Zhao alternates between the large scale landscapes and small scale human experiences associated with the strip mining process. The devastation on the land and the human body quickly becomes evident. I was particularly intrigued by the images of working at night; the machinery and labor continued around the clock creating a very challenging working environment and lifestyle. Even cleaning oneself off at home at the end of a shift is difficult labor.
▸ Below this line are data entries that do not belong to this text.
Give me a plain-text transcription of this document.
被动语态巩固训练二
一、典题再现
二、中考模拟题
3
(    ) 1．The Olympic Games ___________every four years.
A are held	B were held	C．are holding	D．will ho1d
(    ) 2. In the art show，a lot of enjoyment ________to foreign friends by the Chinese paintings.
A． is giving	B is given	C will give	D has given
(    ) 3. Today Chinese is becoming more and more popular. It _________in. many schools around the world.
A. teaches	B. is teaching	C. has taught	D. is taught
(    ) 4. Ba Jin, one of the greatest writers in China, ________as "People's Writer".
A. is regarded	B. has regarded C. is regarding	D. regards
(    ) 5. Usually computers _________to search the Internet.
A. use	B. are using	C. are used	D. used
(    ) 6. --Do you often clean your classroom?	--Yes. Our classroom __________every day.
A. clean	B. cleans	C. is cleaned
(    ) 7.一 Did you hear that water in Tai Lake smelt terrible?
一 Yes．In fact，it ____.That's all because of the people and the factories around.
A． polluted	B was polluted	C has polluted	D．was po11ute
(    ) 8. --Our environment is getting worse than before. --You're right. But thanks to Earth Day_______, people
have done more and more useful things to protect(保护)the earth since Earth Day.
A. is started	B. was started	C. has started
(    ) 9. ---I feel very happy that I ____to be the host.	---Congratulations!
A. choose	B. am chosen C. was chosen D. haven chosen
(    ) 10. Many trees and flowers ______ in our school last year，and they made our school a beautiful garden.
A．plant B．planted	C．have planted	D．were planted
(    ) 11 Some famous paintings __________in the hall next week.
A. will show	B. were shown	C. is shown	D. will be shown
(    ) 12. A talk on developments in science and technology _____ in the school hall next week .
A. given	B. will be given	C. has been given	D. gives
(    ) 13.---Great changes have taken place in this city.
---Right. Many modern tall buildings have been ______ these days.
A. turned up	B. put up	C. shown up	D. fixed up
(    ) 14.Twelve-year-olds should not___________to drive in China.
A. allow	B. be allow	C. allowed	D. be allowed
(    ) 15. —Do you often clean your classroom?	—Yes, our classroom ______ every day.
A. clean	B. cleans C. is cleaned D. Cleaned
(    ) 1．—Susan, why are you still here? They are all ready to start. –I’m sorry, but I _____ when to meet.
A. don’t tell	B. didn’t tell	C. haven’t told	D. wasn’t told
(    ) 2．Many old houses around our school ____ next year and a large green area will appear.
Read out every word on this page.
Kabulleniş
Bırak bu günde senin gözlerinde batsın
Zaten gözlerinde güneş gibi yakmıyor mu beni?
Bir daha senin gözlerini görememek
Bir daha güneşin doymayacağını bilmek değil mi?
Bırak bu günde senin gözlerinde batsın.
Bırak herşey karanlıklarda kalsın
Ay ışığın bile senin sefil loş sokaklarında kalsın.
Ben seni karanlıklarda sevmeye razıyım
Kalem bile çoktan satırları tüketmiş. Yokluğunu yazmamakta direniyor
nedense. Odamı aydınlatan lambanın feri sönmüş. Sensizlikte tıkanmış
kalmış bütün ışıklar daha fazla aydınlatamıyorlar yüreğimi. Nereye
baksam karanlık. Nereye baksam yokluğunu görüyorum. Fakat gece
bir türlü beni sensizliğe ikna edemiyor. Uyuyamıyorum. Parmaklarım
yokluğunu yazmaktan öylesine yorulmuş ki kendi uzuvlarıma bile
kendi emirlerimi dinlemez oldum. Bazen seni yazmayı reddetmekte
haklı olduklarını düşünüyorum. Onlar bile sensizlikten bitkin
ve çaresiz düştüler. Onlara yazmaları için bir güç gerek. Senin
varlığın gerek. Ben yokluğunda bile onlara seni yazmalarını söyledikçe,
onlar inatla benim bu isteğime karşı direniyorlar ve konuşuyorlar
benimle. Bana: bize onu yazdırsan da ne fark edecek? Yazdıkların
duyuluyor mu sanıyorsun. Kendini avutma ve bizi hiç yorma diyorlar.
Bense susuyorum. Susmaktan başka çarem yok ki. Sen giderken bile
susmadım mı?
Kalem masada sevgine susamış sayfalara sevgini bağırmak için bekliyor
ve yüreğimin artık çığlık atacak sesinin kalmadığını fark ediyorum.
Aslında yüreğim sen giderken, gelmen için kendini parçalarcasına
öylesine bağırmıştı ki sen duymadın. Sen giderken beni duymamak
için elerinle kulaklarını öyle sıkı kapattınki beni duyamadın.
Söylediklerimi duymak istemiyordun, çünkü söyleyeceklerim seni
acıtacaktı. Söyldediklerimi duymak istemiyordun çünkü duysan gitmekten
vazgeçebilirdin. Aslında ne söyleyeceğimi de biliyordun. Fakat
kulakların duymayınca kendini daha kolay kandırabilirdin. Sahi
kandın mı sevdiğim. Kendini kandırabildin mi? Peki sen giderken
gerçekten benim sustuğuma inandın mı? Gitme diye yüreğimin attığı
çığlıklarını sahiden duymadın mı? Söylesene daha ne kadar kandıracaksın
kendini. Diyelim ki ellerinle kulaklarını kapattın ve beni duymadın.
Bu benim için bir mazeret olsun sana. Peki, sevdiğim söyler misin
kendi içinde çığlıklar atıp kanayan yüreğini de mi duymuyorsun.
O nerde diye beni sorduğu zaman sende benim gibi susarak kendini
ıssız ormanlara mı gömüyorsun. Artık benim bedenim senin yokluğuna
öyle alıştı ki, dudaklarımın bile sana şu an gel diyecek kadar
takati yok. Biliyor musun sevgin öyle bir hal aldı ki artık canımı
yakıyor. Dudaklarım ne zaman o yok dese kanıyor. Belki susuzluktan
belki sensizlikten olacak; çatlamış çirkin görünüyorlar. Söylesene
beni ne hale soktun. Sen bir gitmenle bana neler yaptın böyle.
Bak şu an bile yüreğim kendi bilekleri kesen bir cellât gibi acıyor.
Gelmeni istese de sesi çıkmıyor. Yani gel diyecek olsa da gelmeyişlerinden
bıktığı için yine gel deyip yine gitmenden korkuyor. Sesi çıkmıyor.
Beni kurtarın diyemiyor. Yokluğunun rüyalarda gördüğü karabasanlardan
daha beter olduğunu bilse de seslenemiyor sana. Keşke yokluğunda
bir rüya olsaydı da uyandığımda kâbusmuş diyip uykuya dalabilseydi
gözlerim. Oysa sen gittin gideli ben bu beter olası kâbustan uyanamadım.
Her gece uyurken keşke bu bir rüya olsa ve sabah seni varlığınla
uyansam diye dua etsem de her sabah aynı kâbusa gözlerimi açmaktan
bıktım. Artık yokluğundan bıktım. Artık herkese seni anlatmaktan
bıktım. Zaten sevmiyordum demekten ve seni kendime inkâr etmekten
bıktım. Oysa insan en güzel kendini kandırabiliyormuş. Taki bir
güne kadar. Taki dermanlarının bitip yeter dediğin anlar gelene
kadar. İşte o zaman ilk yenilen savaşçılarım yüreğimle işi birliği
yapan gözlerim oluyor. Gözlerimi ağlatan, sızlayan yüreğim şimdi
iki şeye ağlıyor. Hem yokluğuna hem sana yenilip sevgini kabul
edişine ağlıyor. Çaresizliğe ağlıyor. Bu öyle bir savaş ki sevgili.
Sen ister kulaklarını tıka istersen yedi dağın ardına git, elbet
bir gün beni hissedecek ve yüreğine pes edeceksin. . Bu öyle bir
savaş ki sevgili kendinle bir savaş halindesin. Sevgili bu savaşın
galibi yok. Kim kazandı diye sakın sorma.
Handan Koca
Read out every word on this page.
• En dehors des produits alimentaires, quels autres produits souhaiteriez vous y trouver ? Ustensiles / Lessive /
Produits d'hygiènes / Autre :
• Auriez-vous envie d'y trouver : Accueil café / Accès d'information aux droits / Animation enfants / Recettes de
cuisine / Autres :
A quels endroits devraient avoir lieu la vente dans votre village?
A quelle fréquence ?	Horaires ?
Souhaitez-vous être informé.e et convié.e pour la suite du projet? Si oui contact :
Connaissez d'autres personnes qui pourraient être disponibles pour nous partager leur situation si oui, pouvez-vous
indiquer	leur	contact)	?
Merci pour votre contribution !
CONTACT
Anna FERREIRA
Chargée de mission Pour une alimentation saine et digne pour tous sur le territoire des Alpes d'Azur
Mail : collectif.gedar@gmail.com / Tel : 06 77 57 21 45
A poetic framing device is never quite as profound as Zhao designs it to be. A recurring motif of a naked man curled in fetal position in the distance is linked to the dreamlike voiceover narration that alludes to Dante’s Divine Comedy. Triangle shaped mattes fracture several images so that they don’t quite piece together. These techniques are not as affecting as the straightforward images of the environmental and personal devastation. A simple image of a naked baby playing in the dirt significantly resonates with the many images of workers digging in the dirt. A poetic verbal description of the visage of an iron factory worker pales in comparison to the textured extreme close ups of his face.
The analogy to Dante’s Inferno is appropriate, however. The color red overwhelms factory workers as they work with molten materials. At some point, a worker’s tool gets so hot that he has to bang it back into shape and cool it down with dirt. I wasn’t always sure what the workers were doing in these sequences, which made their conditions seem more maddening and desperate.
Several shots and sequences overwhelm you with the scale and logistics of various operations. A long line of trucks, presumably delivering coal to the factories, dominates a shot with an industrial skyline in the background. When we’re then taken to ground level and drive along side of that same line of trucks, they again dominate the frame over the humans alongside them.
To document the human costs of such industrial development, Zhao turns his camera to much smaller details. One powerful image simply displays four large and four small glass jars sitting on a metal hospital tray. The black liquid in each jar has been removed from the lungs of workers in the region. This is followed by a series of close-ups of men with noses filled with oxygen tubes and eyes staring back at the camera. We hear them struggle to breathe.
The most jarring juxtaposition of the film, however, comes in a late sequence that showcases a so-called “ghost city,” one of reportedly hundreds (according to the end credits) that have popped up along with the industrial and economic development in the region. The sequence begins comically, as a municipal sanitation worker tries to chase down a tumbleweed tumbling through an empty street. But the absurdity of his task, to clean up small bits of refuse on an empty street as completely empty buildings tower over him, soon turns from comic to distressing.
While a strong rhetorical position about the impact of of industrialization on the environment and individual lives is clearly evident, Behemoth makes that position clear with images rather than history and statistics. This makes for a vivid cinematic experience, even if we’re not always clear about how what we see relates to local, national, or international policies. Zhao leaves those more explanatory tasks to others. With this film, he has achieved the first important task: opening our eyes.